No contact should remain in affect until you feel the bond has been completely severed. This can take several years so be prepared to continue “no contact” for a long time. Most will find once that bond is severed there is no need or desire to see that person, but the rules can soften a bit at this point so if you run into him on the street you may say “hello” and be kind, but not engage in any “real” conversation. If you have kids together you may be able to communicate directly at some point in the future, although there is absolutely no guarantee this will work well.
Once you have moved on, down the road, you will want to be careful not to make the mistake of believing maybe he/she has changed. The likelihood of any real change is very small. Always assume he or she is the same person as always. Even if change was possible, your trust in the narcissist has already been severely damaged and you would never likely be fully trusting again. This is no way to have a relationship. You deserve to have someone you can trust completely in your life.
If you need help sticking to No Contact, consider getting counseling or joining a support forum.
Excellent advice!
Glad to see you are still here helping others.
Your support was a lifesaver for me.
Hugs to you!
SITC
The best thing you can do for yourself and your children is to have no contact with him. Consider, for your safety not letting him know anything about you – where you live, what you’re doing. Consider taking down and completely deleting everything you have on social media, and not posting on anything anywhere. Consider getting a good attorney to make sure you and your children are protected from him. Since he’s threatened to take your children from you, he could be dangerous to you all, if it fits in with whatever game he’s playing with whomever at any given time.
You have a lot to grieve, and a lot of joy ahead of you. You will feel better the quickest and have the best life possible, if you don’t have any contact with him.
My ex-husband left me 21 years ago. Such an evil man, dx’ed spath. We have a child and soon you’ll have 2.
From reading your story I think that he’s invested in making life hard for you.
So I hope that you can retain a lawyer. I highly recommend this to you.
Document everything. I can’t stress that enough.
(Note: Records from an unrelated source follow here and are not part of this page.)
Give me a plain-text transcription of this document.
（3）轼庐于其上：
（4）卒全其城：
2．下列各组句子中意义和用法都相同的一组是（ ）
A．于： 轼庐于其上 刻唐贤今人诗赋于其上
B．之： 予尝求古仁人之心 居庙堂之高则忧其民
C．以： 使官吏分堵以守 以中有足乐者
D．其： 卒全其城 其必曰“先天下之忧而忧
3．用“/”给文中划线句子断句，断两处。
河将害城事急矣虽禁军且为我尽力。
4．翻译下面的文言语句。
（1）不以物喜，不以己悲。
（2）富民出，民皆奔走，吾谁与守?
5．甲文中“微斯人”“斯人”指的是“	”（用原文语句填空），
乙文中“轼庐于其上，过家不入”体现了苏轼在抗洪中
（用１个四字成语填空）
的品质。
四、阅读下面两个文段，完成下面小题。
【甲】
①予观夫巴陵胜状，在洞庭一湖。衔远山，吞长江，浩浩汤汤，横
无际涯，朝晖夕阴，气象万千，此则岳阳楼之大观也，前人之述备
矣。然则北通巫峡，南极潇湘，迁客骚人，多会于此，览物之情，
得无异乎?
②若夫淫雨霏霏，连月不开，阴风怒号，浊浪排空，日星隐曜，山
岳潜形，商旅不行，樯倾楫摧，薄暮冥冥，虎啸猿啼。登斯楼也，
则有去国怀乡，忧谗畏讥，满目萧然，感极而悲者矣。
When you go to court for support and visitation without documents it will be held said, she said.
Stay strong, you’re fighting for 3.
Good luck.
What a nightmare.
I am so sorry he abused you- physically and emotionally.
Now that you know the facts it’s time to get away and stay away forever.
This type of predator only wants to spread his seed and go to the next source of supply.
He has showed you what he is, believe it.
You are in the right place for support and I am glad you found your way here.
The fact that his previous sources left town with orders of protection is a trail of truths you have to look at and remember if you feel you need to contact him.
XOXO,
Stronginthecity
P.S.
There is no way he can take your children from you-
There is no judge in the country that is going to take your children and give them to anyone, especially him.
Just wipe that from your mind.
These types use that all the time”I’m going to take your kids”
It’s a scare tactic – don’t you believe it.
Now that you are pregnant please try to stay stress free for the sake of your babies.
SITC
You might also consider not putting his name on the birth certificate when the babies are born. For him to obtain parental rights he will have to take you to court and get an order for DNA testing. Then he would be liable for child support. He probably won’t want to go through the trouble.
One more thing I wanted to add is regarding the order of protection.
I learned about this the hard way.
Ok, the ex girlfriend has one.
You get one too.
It will be granted based on the story you share here.
If he violates the order of protection, file a police report every time; even if it’s a text or a call.
Once he racks up a bunch of domestic violence police reports from you and possibly the ex girlfriend it becomes a felony and his ass WILL be arrested and thrown in prison.
The domestic violence laws have become more severe and it’s about time.
Then you wash your hands of the disordered one.
SITC
I realize info overload but be sure to document this with your OB/GYN.
The predator will most likely try and try to lure you back so change your phone number.